Cet Éloge de nos officiers tués à la guerre me rappelle une anecdote du feu czar. Pierre Ier se mêlait de pharmacie et de médecine ; il donnait des remèdes à ses courtisans malades, et, lorsqu’il avait expédié quelques boyards pour l’autre monde, il célébrait leurs obsèques avec magnificence, et honorait leur convoi funèbre de sa présence. Je me trouve, à l’égard de ces pauvres officiers, dans un cas à peu près semblable ; des raisons d’État m’obligèrent à les exposer à des dangers où ils ont péri ; pouvais-je faire moins que d’orner leurs tombeaux d’épitaphes simples et véritables ? Venez au moins corriger ce morceau plein de fautes, pour lequel je m’intéresse plus que pour tous mes autres ouvrages. Des affaires m’appellent en Prusse, au mois de juin ; mais, du 1er de juillet jusqu’au mois de septembre, je pourrai disposer de mon temps, je pourrai étudier aux pieds de Gamaliel[2], je pourrai


Vous admirer et vous entendre,
Et du grand art de Cicéron,
De Thucydide et de Maron,
M’instruire, et par vos soins apprendre
Le chemin du sacré vallon ;
Mais, pour y mériter un nom.
Du feu que votre esprit recèle
Daignez à ma froide raison
Communiquer une étincelle,
Et j’égalerai Crébillon.

Comment voulez-vous que je juge qui de vous ou de Mme d’Aiguillon a raison ? Si la duchesse produit le Testament politique du cardinal de Richelieu en original, il faudra bien l’en croire. Les grands hommes ne le sont ni tous les moments ni en toute chose.

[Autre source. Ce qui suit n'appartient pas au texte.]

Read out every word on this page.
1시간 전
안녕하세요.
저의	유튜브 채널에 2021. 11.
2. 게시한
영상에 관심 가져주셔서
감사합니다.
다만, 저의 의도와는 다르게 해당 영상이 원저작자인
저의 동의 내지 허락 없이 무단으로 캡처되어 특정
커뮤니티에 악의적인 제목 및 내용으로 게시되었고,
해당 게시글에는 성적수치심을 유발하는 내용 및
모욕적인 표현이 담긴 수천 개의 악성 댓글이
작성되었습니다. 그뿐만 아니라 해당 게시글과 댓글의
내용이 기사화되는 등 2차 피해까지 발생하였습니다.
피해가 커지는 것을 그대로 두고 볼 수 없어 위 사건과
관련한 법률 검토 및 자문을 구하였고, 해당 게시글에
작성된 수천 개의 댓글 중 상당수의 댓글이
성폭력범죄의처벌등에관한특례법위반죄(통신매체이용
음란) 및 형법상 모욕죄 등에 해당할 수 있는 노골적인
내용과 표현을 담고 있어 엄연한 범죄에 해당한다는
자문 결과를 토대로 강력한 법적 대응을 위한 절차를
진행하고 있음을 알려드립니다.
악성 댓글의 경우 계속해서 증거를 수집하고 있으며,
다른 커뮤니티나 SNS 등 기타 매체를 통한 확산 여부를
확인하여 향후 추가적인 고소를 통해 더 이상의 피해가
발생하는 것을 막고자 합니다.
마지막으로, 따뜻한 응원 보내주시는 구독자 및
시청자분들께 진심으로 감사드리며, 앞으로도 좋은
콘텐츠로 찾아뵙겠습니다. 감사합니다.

Un ministre rassemblera toutes ses forces, il emploiera toute la sagacité de son esprit dans une affaire qu’il juge importante, et il marquera beaucoup de négligence dans une autre qu’il croit médiocre. Si je me représente le cardinal de Richelieu rabaissant les grands du royaume, établissant solidement l’autorité royale, soutenant la gloire des Français contre des ennemis puissants et étrangers, étouffant des guerres intestines, détruisant le parti des calvinistes, et faisant élever une digue à travers la mer pour assiéger la Rochelle ; si je me représente cette âme ferme, occupée des plus grands projets, et capable des résolutions les plus hardies, le Testament politique me paraît trop puéril pour être

  1. Personnage de l’Électre de Crébillon, jouée en 1708.
  2. Voyez les Actes des apôtres, ch. v, v. 34.